Wielka Brytania, podobnie jak większość krajów Unii Europejskiej, wprowadziła ograniczenia w poruszaniu się i handlu, aczkolwiek nie są one tak rygorystyczne jak na przykład we Francji, Włoszech czy Hiszpanii. Mimo to, fundacja Refuge, która prowadzi krajowy telefon zaufania dla ofiar przemocy domowej, regularnie informowała o znaczącej wzroście liczby telefonów od końca marca, gdy rządowe zalecenia ograniczenia poruszania się weszły w życie. Według “The Guardian”, wzrost telefonów o 1/4 zanotowała też linia Respect, przeznaczona dla sprawców przemocy domowej, którzy pragną zmienić swoje zachowanie.

We Francji, tylko pierwszy tydzień ogólnokrajowej kwarantanny przyniósł 30% wzrost liczby zgłaszanych incydentów przemocy domowej.

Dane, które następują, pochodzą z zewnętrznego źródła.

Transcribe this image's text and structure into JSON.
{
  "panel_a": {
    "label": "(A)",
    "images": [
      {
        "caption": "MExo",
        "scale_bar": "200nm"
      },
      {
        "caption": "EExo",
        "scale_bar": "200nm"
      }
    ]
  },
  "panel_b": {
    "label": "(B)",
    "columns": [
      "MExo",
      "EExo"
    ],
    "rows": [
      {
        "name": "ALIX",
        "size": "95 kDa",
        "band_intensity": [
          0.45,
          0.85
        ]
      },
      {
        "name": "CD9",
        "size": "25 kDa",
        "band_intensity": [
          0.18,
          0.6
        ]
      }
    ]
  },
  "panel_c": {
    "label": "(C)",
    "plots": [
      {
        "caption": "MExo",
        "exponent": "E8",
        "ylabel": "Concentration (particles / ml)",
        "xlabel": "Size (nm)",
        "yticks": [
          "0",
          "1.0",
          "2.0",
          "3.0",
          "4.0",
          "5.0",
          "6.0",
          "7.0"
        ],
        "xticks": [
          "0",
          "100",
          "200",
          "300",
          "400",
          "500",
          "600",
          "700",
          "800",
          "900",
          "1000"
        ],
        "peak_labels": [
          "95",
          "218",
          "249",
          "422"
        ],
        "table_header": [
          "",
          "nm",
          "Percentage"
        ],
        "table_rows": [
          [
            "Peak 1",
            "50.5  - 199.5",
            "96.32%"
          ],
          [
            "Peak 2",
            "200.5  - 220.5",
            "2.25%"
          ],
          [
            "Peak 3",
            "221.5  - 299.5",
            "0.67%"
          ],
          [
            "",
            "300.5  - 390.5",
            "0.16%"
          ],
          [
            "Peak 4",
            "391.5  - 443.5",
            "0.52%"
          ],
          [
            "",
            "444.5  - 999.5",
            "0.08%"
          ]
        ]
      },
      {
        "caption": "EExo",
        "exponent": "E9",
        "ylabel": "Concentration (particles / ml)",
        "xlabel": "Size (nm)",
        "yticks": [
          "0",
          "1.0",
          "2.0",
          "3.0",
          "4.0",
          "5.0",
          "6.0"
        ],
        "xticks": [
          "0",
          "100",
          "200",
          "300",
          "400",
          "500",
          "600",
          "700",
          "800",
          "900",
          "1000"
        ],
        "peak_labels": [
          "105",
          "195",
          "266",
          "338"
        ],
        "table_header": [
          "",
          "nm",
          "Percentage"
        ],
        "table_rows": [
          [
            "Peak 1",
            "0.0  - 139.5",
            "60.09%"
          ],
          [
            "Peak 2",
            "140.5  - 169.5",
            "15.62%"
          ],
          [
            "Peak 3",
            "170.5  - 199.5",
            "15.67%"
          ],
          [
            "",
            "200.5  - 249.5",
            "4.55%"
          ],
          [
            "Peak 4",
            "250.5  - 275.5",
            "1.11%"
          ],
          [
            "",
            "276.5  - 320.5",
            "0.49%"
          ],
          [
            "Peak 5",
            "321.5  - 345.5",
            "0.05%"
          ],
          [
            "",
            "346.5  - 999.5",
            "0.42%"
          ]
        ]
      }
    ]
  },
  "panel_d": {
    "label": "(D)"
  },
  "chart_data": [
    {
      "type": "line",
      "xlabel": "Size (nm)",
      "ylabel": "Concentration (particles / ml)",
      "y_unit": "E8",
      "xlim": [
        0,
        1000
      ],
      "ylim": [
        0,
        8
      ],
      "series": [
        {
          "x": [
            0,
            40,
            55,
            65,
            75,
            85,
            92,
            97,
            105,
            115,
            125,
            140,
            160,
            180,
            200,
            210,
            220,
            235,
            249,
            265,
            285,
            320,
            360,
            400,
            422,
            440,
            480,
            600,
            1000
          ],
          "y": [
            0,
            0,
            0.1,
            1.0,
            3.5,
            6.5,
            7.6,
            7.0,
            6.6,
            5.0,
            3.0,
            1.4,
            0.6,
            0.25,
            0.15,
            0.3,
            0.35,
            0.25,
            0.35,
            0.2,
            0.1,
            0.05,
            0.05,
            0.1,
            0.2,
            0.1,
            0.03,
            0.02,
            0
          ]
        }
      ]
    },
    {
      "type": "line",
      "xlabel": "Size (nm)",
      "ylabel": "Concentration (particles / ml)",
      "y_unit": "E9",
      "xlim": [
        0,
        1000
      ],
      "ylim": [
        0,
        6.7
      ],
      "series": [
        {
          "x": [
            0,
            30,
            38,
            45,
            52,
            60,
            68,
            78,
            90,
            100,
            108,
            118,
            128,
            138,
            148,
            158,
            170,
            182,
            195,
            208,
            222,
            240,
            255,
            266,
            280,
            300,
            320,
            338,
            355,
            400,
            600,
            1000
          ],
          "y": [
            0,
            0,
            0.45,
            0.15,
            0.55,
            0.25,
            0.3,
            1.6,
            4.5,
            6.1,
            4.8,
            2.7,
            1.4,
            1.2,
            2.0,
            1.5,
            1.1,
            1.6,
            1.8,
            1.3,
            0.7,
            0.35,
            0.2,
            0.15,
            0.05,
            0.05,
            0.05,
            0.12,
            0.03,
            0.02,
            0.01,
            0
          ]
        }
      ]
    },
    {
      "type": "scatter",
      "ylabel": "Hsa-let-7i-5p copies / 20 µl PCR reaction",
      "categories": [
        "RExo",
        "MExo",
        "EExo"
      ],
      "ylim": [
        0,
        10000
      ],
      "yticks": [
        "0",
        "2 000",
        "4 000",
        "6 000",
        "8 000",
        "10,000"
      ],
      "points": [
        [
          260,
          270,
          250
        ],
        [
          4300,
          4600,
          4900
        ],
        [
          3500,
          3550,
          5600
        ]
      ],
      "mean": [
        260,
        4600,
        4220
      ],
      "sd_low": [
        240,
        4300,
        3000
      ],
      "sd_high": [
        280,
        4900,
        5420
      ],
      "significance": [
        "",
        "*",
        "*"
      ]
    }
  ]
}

Podobne cząstkowe raporty płyną z organizacji zajmujących się pomocą kobietom i dzieciom – grupom najczęściej dotykanych przemocą domową – na całym świecie, w tym w Polsce.

Weaver zaprojektowała trasę wokół swojego domu, na której nawierzchnia trawiasta miesza się z szosą i szutrem. 100-metrowe okrążenie zdecydowała się przejechać 1300 razy, szacując, że wysiłek ten zajmie jej około 12 godzin.

Brytyjka dokonała tego w dniu 18 kwietnia, a akcja, szeroko promowana na Twitterze i Instagramie, szybko pomogła zebrać więcej niż zakładane 2500 funtów. W niedzielę, 19 kwietnia, zebrana suma przekroczyła 12 tysięcy funtów.